Children are the future of the country. They will determine the direction the country takes, going forward. As they say, you never forget things that you learnt during your childhood. Our parents teach us goods manners, etiquette, and they groom us by teaching us the ways of life. However, my question is how many of us were taught financial planning ever since we started knowing that there is a price to everything that we want in life. The answer is a mixed bag really. Some parents give lots of importance to financial planning and ingrain its importance in their children’s mind right from their childhood while some parents leave their children to learn on their own as they grow. Whether the attitude shown by the latter is better compared with the former is highly debatable. However, one must remember every strong tree was once a strong sapling.

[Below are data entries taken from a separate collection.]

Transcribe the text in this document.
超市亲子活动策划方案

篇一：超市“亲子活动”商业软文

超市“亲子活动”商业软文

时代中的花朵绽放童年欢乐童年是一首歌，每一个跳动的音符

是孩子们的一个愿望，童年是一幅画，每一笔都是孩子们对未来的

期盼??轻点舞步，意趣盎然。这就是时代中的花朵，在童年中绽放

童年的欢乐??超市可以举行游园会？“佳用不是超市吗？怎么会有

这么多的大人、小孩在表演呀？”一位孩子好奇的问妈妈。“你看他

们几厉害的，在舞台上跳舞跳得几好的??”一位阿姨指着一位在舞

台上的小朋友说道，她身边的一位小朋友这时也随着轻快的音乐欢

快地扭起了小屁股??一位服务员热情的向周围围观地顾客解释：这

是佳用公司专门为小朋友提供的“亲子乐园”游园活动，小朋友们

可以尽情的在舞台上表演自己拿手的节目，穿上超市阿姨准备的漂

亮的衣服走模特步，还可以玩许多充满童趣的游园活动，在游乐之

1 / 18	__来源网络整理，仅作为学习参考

Here are a simple few tips, which could help you groom your children to become sound financial planners for tomorrow:

Hey! I love that cute piggy bank

Children love their cute piggy bank. Do you remember the one that you had? I had a nice pink one gifted to me by my dad, although I wanted something red. The point to note here is that we need to inculcate a culture of savings in our children and ‘piggy bank’ is a popular method for starters. We give our children pocket money, don’t we? Now, all we need to do is to make them put a small portion of that money in the piggy bank. We need to tell them that if they keep all their pocket money with them they may run out of place to store the money and may run the risk of losing it as well. Further, through a ‘piggy bank’, you can tell your children that there is a price tag on everything in life and that there’s nothing as free lunch. This will make them realise that they need to save money today for a safer and secure tomorrow.

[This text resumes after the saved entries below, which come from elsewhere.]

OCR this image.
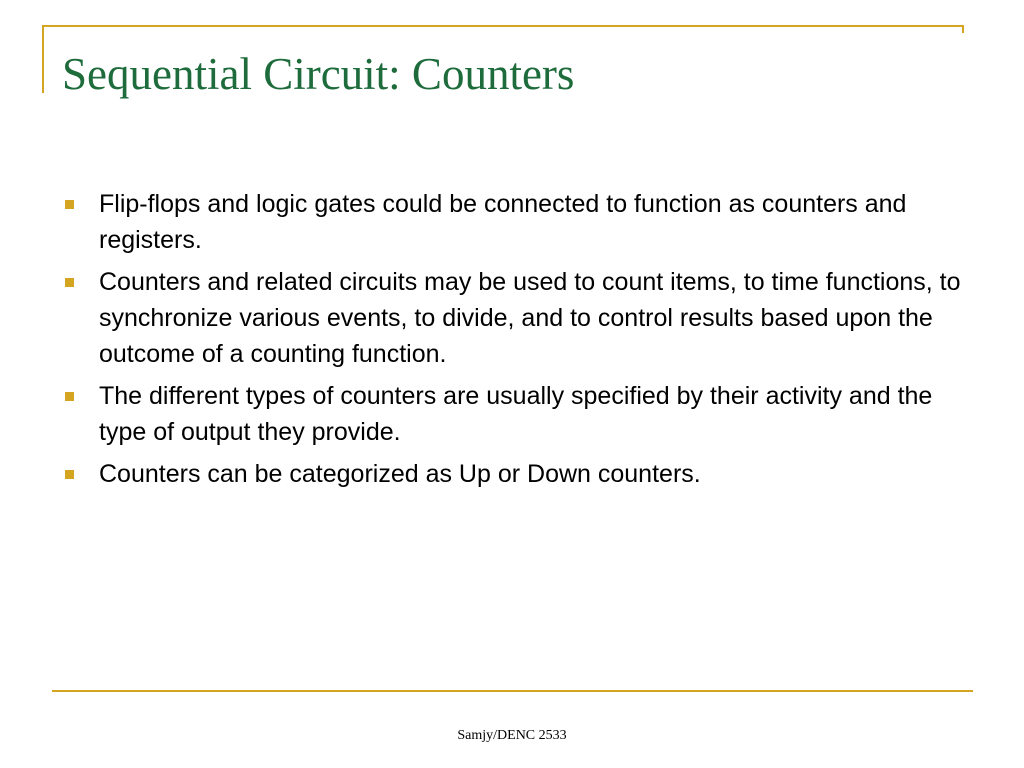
Sequential Circuit: Counters
Flip-flops and logic gates could be connected to function as counters and registers.
Counters and related circuits may be used to count items, to time functions, to synchronize various events, to divide, and to control results based upon the outcome of a counting function.
The different types of counters are usually specified by their activity and the type of output they provide.
Counters can be categorized as Up or Down counters.
Samjy/DENC 2533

Thus, getting them into a habit of saving money in a piggy bank will make them realise the significance of money saved today for taking care of contingencies tomorrow. As they say, we don’t forget lessons learnt during our schooldays, then why would we forget the savings lesson told to us by our parents.

Moreover, tell your child that they can spend the money saved in a piggy bank in an effective manner when they wish to buy something for themselves or even buy gifts for their parents on birthdays and anniversaries. They could get good storybooks, toy cars, Barbie dolls, and many more things that they want by saving money in the piggy bank. I find this a good way to motivate your child to save money.

Oh! That garage has a few worn out things that could make me my pocket money this summer

When your children grow a little older, you can teach them that old and worn out things also have value in terms of money. Dangle the carrot of earning pocket money for this summer and what better than a garage sale. Show the children how you can clear your garage by actually making some money. Drill into your children’s minds the all-important fact that to earn money, you will have put in hard work and effort. This could be the pedestal for preparing your children to face the hardships of life, as they grow older.

That gorgeous Hercules bike, the awesome GI Joe 3 toy, the list is just endless. Yes, tell your child that they can have all of those on their own without their parents’ help. Demonstrate through action how they can earn for getting what they want. Therefore, spend time with your children on a Sunday and get them to clear old furniture and other stuff from your garage. Once they get the money, make them keep one portion aside for savings and tell them why it is important to do so, and ask them how they plan to spend the rest.

This will go a long way in making your children understand the following:

  • There’s nothing called free lunch, you need to work hard to earn your money
  • You need to save part of your income for savings and plan your expenses
  • All things have value in terms of money and could be useful

Dad, my friend has a savings account with his father, when will I have one?

Now that you have taught your children the importance of savings, you need to let them know the importance of multiplying their savings. Get your children to open a savings bank account and ask the bank manager to explain to them how their money will multiply through compounded interest.

If saving money is important, you need to train your children to know that leaving money idle in bank account will be criminal waste of future interest. Money is most effective when it is invested properly in a savings account and other investment avenues.

Take this opportunity to start SIP in your child’s name along with a small insurance plan. This will enable you to teach your children at a very young age the importance of diversification of investment. When I was 9, my grandfather opened a small term insurance plan in my name, which would pay me Rs.25,000 after 5 years and involved a premium of Rs 3,500 per annum. He used to show me the premium cheque and tell me that I will be paying this to the insurer once a year. Further, when I received the complete amount on maturity, he showed me the cheque and told me it is my reward for investing money for 5 years. My happiness knew no bounds as I was in 10th standard by then and realised how important it is to save money. I could use that money to buy my grandfather a Parker pen and a Titan watch, for his birthday and saved the rest in my bank account. If I got to know at a very young age about various ways in which I could save portions of my pocket money, why wouldn’t your children understand the same. So, don’t wait, make your children start saving portions of their pocket money now and teach them the significance of diversified investment options.

Happy investing!

Disclaimer: Investment in securities market are subject to market risks, read all the related documents carefully before investing.